European and Chinese stocks surge after Beijing’s soothing words


Chinese Equity Updates

European stocks continued to gain in China after Beijing’s calls for greater cooperation with Washington helped ease nervousness over regulatory crackdown in the world’s largest emerging market.

The European Stoxx 600 index rose 0.8% on Monday to new all-time highs, while the UK’s FTSE 100 rose 1%, led by economically sensitive stocks including banks and energy groups . London-listed lender HSBC gained 1.6 percent after releasing second-quarter figures that far exceeded analysts’ expectations.

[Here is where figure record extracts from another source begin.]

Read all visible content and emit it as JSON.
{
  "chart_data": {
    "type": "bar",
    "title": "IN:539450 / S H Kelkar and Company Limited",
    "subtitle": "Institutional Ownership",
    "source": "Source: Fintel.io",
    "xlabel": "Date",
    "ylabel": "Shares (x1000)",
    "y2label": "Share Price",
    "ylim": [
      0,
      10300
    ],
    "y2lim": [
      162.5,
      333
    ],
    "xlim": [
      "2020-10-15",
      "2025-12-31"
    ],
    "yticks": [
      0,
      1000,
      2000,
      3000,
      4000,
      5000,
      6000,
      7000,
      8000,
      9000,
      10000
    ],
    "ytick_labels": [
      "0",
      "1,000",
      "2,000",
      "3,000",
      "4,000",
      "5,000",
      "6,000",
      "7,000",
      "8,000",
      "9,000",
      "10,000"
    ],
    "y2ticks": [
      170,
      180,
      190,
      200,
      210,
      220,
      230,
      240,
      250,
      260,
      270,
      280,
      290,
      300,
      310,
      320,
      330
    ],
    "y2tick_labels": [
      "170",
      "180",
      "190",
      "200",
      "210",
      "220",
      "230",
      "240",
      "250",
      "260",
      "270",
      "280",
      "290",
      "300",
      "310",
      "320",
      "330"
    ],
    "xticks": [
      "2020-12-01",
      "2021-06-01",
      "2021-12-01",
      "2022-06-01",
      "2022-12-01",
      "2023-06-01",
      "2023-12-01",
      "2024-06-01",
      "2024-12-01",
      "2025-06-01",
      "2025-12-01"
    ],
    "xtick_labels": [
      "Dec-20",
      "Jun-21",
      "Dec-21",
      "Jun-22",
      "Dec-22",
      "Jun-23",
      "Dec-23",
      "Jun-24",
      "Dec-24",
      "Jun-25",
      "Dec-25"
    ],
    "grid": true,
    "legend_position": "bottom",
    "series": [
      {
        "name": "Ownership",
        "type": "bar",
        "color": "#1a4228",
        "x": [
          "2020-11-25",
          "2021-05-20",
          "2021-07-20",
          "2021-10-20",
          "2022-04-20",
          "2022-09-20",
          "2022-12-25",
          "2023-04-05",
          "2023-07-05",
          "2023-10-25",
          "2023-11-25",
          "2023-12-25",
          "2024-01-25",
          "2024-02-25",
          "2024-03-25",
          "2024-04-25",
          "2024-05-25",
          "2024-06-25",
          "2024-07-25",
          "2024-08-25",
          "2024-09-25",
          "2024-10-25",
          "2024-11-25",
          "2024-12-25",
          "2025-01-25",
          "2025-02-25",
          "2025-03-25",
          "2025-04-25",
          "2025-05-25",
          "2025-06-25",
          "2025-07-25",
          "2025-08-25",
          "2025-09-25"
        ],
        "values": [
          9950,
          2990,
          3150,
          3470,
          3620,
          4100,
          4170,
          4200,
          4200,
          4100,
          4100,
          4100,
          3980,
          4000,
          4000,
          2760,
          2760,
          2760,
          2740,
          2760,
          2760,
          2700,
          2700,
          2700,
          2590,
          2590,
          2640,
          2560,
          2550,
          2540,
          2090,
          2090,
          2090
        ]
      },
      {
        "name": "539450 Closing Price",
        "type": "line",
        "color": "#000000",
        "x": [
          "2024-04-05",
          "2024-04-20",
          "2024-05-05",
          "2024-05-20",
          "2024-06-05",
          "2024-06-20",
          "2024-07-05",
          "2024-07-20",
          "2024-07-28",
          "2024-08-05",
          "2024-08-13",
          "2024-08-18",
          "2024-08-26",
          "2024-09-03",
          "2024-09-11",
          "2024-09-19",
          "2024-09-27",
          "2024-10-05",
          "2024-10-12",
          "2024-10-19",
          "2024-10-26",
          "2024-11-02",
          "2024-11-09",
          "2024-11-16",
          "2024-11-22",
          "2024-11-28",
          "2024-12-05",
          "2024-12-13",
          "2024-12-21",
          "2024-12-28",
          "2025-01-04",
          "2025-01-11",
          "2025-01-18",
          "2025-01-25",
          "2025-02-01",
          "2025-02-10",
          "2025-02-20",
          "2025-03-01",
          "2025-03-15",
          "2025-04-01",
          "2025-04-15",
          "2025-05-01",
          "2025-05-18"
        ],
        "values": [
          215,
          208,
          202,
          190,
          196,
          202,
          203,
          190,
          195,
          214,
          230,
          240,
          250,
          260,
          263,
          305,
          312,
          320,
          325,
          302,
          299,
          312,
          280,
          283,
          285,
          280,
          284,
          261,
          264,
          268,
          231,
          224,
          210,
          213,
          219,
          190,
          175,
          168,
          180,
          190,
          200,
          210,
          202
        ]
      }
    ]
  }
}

The gains came after the China Securities Regulatory Commission, the market regulator in Beijing, called on Sunday for closer cooperation with Washington, highlighting the country’s efforts to improve transparency and predictability after qu A crackdown on tutoring groups wiped the market value of the industry’s biggest $ 100 billion. companies.

Chinese listings in the United States have become a geopolitical flashpoint as Beijing sought to exert greater control over the country’s powerful tech sector. The United States Securities and Exchange Commission said Friday that Chinese groups seeking to sell shares in America would be subject to more stringent disclosures.

Chinese stocks rebounded from their worst month in nearly three years, with China’s benchmark CSI 300 blue chip index listed in Shanghai and Shenzhen rising 2.6% on Monday, while Hong Kong’s Hang Seng index increased by 1%. The city’s Hang Seng Tech Index, which tracks major internet groups including Tencent and Alibaba, reversed initial losses to rise 0.9%. Futures that track Wall Street’s benchmark S&P 500 climbed 0.6%.

China’s cybersecurity regulator last month announced plans to review all foreign listings of companies with data on more than one million users after key Beijing executives called for an overhaul of the how the country regulates initial public offerings in the United States. The crackdown came just days after carpool group Didi Chuxing was listed for $ 4.4 billion.

Intensified scrutiny of how Chinese groups access capital markets weighed on equities, delivering the worst month for Chinese technology groups listed in the United States since the global financial crisis. The Hang Seng Tech Index fell 17% last month.

“While we do not consider it prudent to avoid investment in China altogether, further volatility can be expected until the first quarter of 2022, when we believe most regulatory changes may already be in place,” wrote Credit Suisse analysts in a note. Monday.

Meanwhile, data released by China over the weekend showed factory activity grew at the slowest pace in 15 months in July, with demand contracting for the first time in more than a year.

Government bonds remained stable with the yield of the benchmark German 10-year Bund moving in the opposite direction of its price, gaining 0.01 percentage point to minus 0.45. The US 10-year equivalent yield held steady at 1.244 percent.

Bond yields have fallen in recent weeks, despite higher-than-expected inflation figures in the United States and indications from the US Federal Reserve last week that it was approaching the day it would start cutting its $ 120 billion. dollars in monthly asset purchases.

The euro rose 0.1% against the dollar to $ 1.1882, while the pound gained 0.2% to buy $ 1.3924. World benchmark Brent crude prices fell 1% to $ 74.66.